A single B-2 costs from $2.2 to $3 billion, approximately twenty times the total annual NEA funding. So, they compromised their vision, in the process coming up with a considerably more poignant mandate.
David Feit, the artistic director of the NEA Army described how "the beauty of this monument is it derives its power from being a physical manifestation of the NEA budget. A reduced budget would only mean a more concise piece and a more pointed message."
If the new proposal passed (which, thus far, it has failed to), with the entire NEA annual allotment they would purchase the Maximum Obtainable Fraction of a B-2 Stealth bomber: approximately one-twentieth of the entire bomber - maybe some wingtip and a piece of landing gear. Failing the purchase of actual plane parts with the money, they would construct a scale replica of the parts they could afford in papier maché and solid gold.
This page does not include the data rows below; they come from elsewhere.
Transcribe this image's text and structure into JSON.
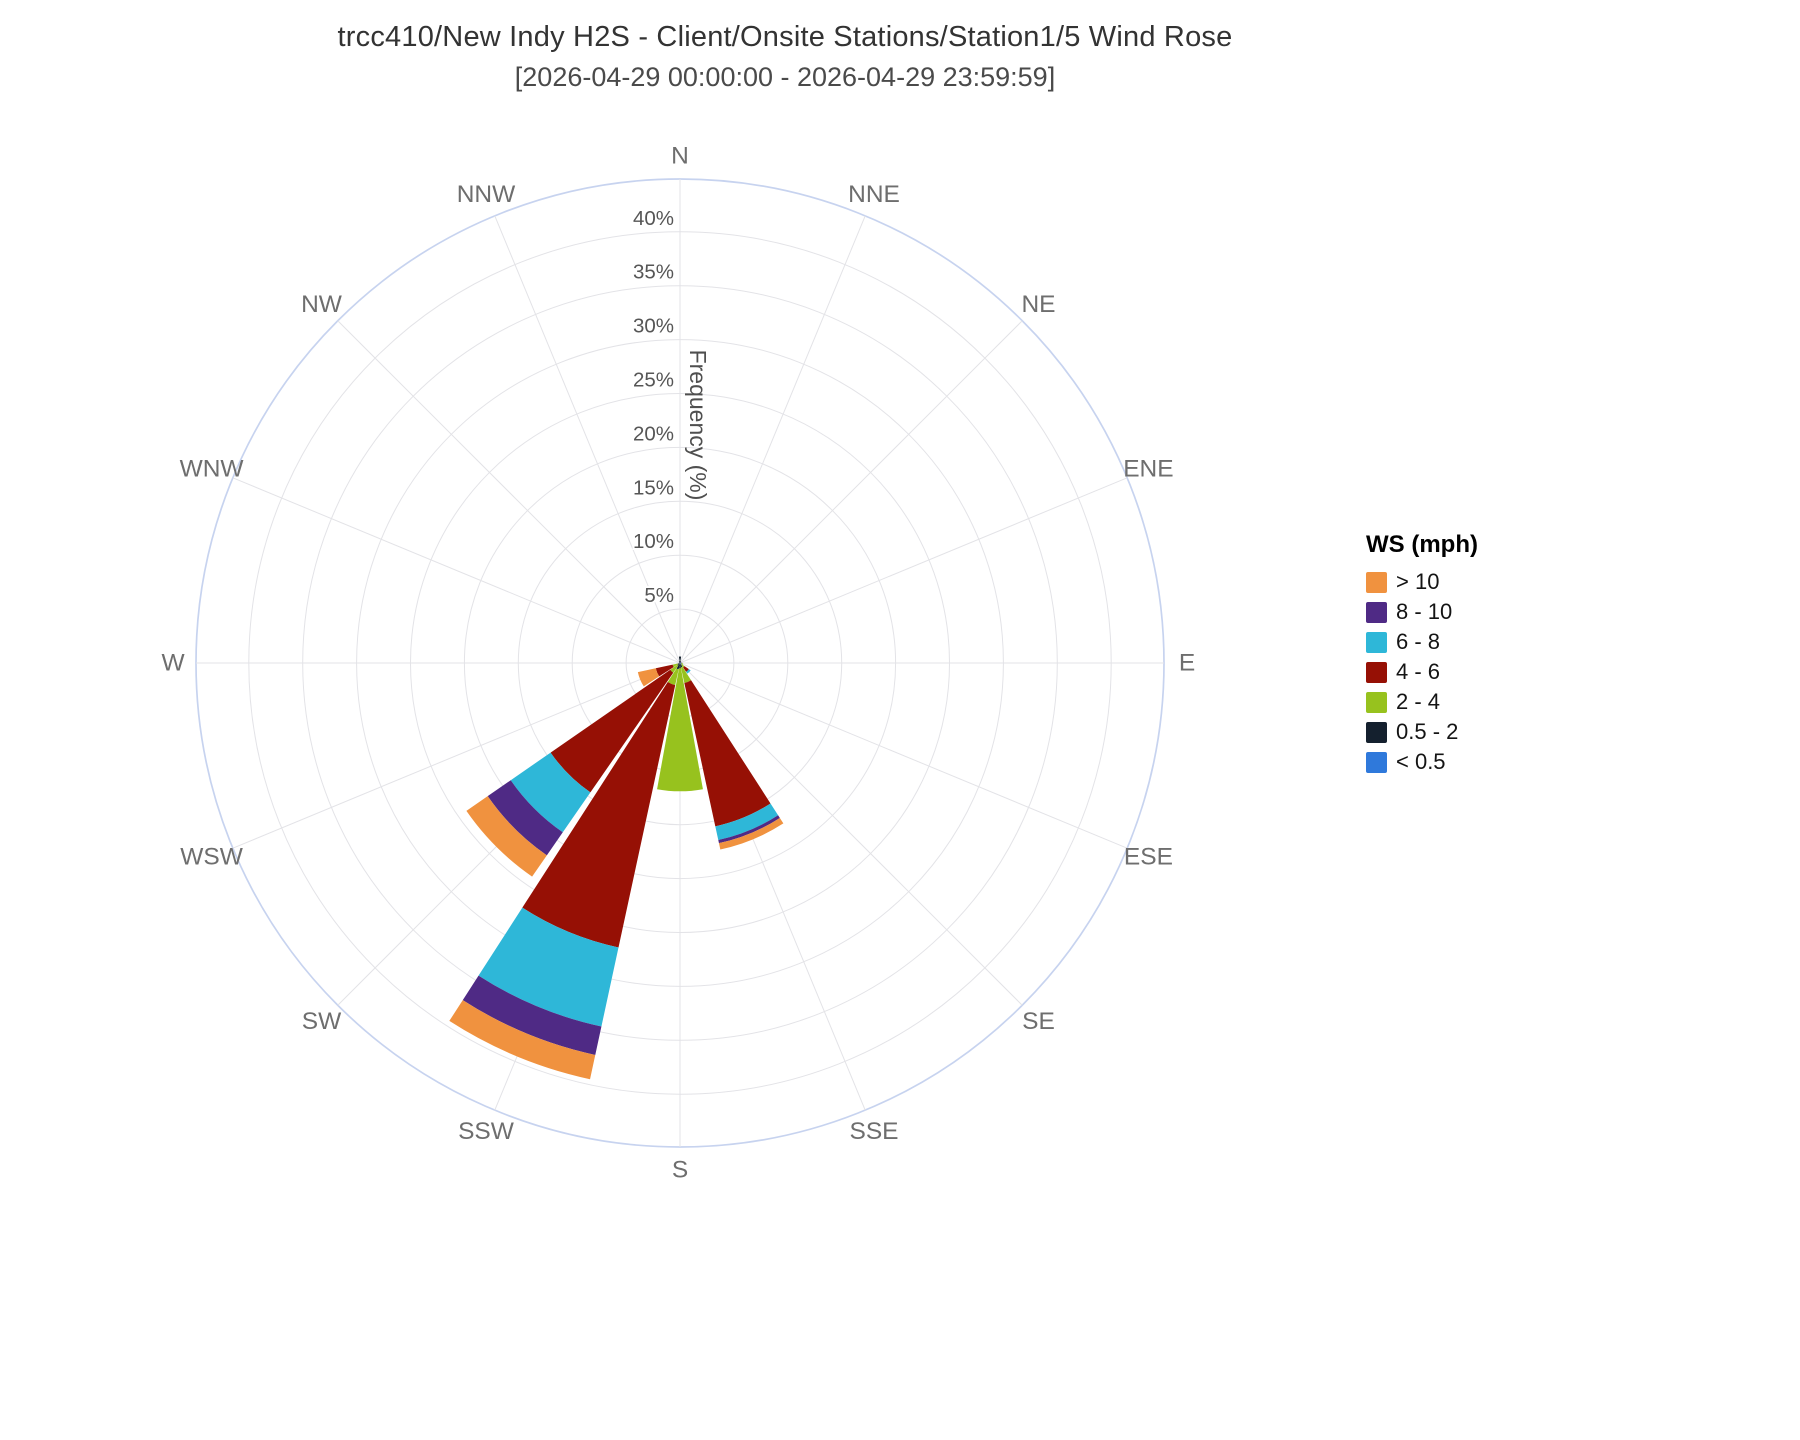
{
  "title": "trcc410/New Indy H2S - Client/Onsite Stations/Station1/5 Wind Rose",
  "subtitle": "[2026-04-29 00:00:00 - 2026-04-29 23:59:59]",
  "legend": {
    "title": "WS (mph)",
    "entries": [
      {
        "label": "> 10",
        "color": "#F0923F"
      },
      {
        "label": "8 - 10",
        "color": "#4F2A85"
      },
      {
        "label": "6 - 8",
        "color": "#2EB7D8"
      },
      {
        "label": "4 - 6",
        "color": "#961005"
      },
      {
        "label": "2 - 4",
        "color": "#97C21E"
      },
      {
        "label": "0.5 - 2",
        "color": "#14202E"
      },
      {
        "label": "< 0.5",
        "color": "#2F79DB"
      }
    ]
  },
  "chart_data": {
    "type": "bar",
    "subtype": "wind-rose-polar-stacked-bar",
    "radial_axis": {
      "label": "Frequency (%)",
      "ticks": [
        "5%",
        "10%",
        "15%",
        "20%",
        "25%",
        "30%",
        "35%",
        "40%"
      ],
      "tick_values": [
        5,
        10,
        15,
        20,
        25,
        30,
        35,
        40
      ],
      "max": 45
    },
    "directions": [
      "N",
      "NNE",
      "NE",
      "ENE",
      "E",
      "ESE",
      "SE",
      "SSE",
      "S",
      "SSW",
      "SW",
      "WSW",
      "W",
      "WNW",
      "NW",
      "NNW"
    ],
    "units": "percent frequency by wind-speed bin (mph)",
    "series": [
      {
        "name": "< 0.5",
        "color": "#2F79DB",
        "values": [
          0.1,
          0,
          0,
          0,
          0,
          0,
          0.2,
          0.1,
          0.1,
          0.1,
          0,
          0,
          0,
          0,
          0,
          0
        ]
      },
      {
        "name": "0.5 - 2",
        "color": "#14202E",
        "values": [
          0.5,
          0.2,
          0.1,
          0.1,
          0.2,
          0.1,
          0,
          0.3,
          0.4,
          0.5,
          0.3,
          0.2,
          0.1,
          0.1,
          0.1,
          0.2
        ]
      },
      {
        "name": "2 - 4",
        "color": "#97C21E",
        "values": [
          0,
          0,
          0,
          0,
          0,
          0.2,
          0.3,
          1.5,
          11.4,
          1.5,
          0.8,
          0.5,
          0,
          0,
          0,
          0
        ]
      },
      {
        "name": "4 - 6",
        "color": "#961005",
        "values": [
          0,
          0,
          0,
          0,
          0,
          0,
          0.5,
          13.6,
          0,
          24.9,
          13.5,
          1.6,
          0,
          0,
          0,
          0
        ]
      },
      {
        "name": "6 - 8",
        "color": "#2EB7D8",
        "values": [
          0,
          0,
          0,
          0,
          0,
          0,
          0.2,
          1.3,
          0,
          7.5,
          4.5,
          0,
          0,
          0,
          0,
          0
        ]
      },
      {
        "name": "8 - 10",
        "color": "#4F2A85",
        "values": [
          0,
          0,
          0,
          0,
          0,
          0,
          0,
          0.3,
          0,
          2.7,
          2.6,
          0,
          0,
          0,
          0,
          0
        ]
      },
      {
        "name": "> 10",
        "color": "#F0923F",
        "values": [
          0,
          0,
          0,
          0,
          0,
          0,
          0,
          0.6,
          0,
          2.3,
          2.4,
          1.7,
          0,
          0,
          0,
          0
        ]
      }
    ],
    "grid": {
      "rings_every_pct": 5,
      "spokes_every_deg": 22.5,
      "ring_color": "#e3e3e7",
      "boundary_color": "#c7d3ef"
    }
  }
}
To the finished product would be affixed a simple plaque reading "priorities."
Feit thinks that this compromise down from the full plane would regardless work out just fine, explaining that "Just like anyone in their right mind buying a car wants to kick the tire to see if it's worth buying, the public could collectively kick the B-2 bomber's landing gear." In any event, given that the piece is intended to be hauled across the country by hand, "having something round and rollable would be a real asset."
However much of the aircraft the totality of the annual NEA money could buy would be carried by hand across the U.S.A. to its final destination on the National Mall in Washington, D.C.
Supposing the furore caused by the realization of this piece puts the final nail in the NEA's coffin?
"If that happened," Feit says, "we'd have the world's most stealthy monument for sure."